In the example above, we first import the HTMLSession class from requests_html. We then define a function perform_seo_check() that takes a URL as input and performs various SEO checks.

We create an HTML session using HTMLSession() and send a GET request to the specified URL. We extract the page metadata such as title, description, and keywords using XPath expressions. We check for broken links by iterating through all the links on the page and sending a GET request to each link. If the response status code is not 200 (OK), we consider it a broken link. Finally, we analyze the HTML structure by extracting all text content from the HTML, excluding script and style tags.
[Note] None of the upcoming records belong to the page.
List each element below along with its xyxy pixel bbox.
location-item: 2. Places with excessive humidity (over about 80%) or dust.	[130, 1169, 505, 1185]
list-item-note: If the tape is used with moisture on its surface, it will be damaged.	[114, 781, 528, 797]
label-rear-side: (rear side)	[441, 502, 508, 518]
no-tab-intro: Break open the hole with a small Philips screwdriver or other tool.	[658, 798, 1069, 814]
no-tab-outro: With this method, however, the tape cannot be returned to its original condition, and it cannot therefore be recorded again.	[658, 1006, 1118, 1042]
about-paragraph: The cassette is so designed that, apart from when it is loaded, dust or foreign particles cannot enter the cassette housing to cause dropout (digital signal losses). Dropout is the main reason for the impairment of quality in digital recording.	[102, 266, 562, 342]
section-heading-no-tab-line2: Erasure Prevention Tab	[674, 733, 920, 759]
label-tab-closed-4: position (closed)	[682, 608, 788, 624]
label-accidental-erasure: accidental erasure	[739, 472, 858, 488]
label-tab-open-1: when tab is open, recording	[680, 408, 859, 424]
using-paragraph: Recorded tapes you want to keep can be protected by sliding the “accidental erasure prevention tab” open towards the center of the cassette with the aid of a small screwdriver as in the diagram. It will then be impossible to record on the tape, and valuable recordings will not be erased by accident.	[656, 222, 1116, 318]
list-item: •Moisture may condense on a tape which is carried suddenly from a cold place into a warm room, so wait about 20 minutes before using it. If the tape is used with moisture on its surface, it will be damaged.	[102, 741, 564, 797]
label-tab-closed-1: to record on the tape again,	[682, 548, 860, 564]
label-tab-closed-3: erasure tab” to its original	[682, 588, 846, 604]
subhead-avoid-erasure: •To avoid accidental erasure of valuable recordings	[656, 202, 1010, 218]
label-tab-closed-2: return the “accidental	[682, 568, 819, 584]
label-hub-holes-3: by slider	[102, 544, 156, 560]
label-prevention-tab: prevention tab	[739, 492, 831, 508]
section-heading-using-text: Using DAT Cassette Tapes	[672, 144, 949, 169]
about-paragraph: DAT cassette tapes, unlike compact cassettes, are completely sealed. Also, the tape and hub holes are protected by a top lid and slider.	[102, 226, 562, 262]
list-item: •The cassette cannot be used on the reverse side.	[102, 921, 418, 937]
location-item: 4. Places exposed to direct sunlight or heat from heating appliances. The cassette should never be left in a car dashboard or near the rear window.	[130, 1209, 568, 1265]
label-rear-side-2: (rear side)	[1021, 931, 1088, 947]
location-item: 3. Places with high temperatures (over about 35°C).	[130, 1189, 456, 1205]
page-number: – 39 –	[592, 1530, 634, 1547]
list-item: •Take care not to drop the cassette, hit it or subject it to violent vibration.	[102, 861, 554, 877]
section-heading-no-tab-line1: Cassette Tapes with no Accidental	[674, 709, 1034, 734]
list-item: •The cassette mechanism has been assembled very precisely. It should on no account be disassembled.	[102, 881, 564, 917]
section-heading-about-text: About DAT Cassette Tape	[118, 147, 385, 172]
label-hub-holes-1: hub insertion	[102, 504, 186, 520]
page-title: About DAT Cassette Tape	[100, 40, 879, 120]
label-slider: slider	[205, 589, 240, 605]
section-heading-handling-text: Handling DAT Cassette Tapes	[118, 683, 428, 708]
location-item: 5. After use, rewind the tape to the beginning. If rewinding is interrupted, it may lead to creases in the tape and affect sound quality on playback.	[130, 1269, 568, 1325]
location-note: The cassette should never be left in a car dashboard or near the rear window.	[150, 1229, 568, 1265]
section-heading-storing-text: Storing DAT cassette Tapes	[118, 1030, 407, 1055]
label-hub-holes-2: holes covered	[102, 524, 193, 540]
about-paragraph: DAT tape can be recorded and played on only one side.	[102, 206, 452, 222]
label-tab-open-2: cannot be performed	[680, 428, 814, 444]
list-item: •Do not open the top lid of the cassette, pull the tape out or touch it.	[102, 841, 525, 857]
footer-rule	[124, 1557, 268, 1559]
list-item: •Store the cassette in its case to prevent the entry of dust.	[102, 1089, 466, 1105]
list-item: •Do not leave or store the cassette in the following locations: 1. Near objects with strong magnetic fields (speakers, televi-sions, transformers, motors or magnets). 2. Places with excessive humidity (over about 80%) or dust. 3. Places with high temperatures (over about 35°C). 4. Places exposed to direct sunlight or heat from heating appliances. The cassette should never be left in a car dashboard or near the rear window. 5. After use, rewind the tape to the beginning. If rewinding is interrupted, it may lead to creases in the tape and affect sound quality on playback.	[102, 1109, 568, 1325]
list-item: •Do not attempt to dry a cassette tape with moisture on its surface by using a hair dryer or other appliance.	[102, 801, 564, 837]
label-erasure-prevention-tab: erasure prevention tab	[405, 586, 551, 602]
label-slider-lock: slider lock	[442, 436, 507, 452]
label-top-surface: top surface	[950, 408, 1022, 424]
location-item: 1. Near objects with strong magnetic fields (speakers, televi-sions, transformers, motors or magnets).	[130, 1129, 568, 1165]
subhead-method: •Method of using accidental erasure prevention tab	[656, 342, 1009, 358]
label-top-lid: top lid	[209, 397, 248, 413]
Running the code with a specific URL will print the results, including the title, description, keywords, broken links, and HTML structure.

Conclusion

Performing SEO checks on your website is essential to ensure better visibility and ranking on search engine result pages. By using the requests-html library in Python, you can easily retrieve web page data, extract relevant information, and perform SEO checks.

Remember to always follow SEO best practices and regularly monitor and optimize your website to improve its search engine ranking.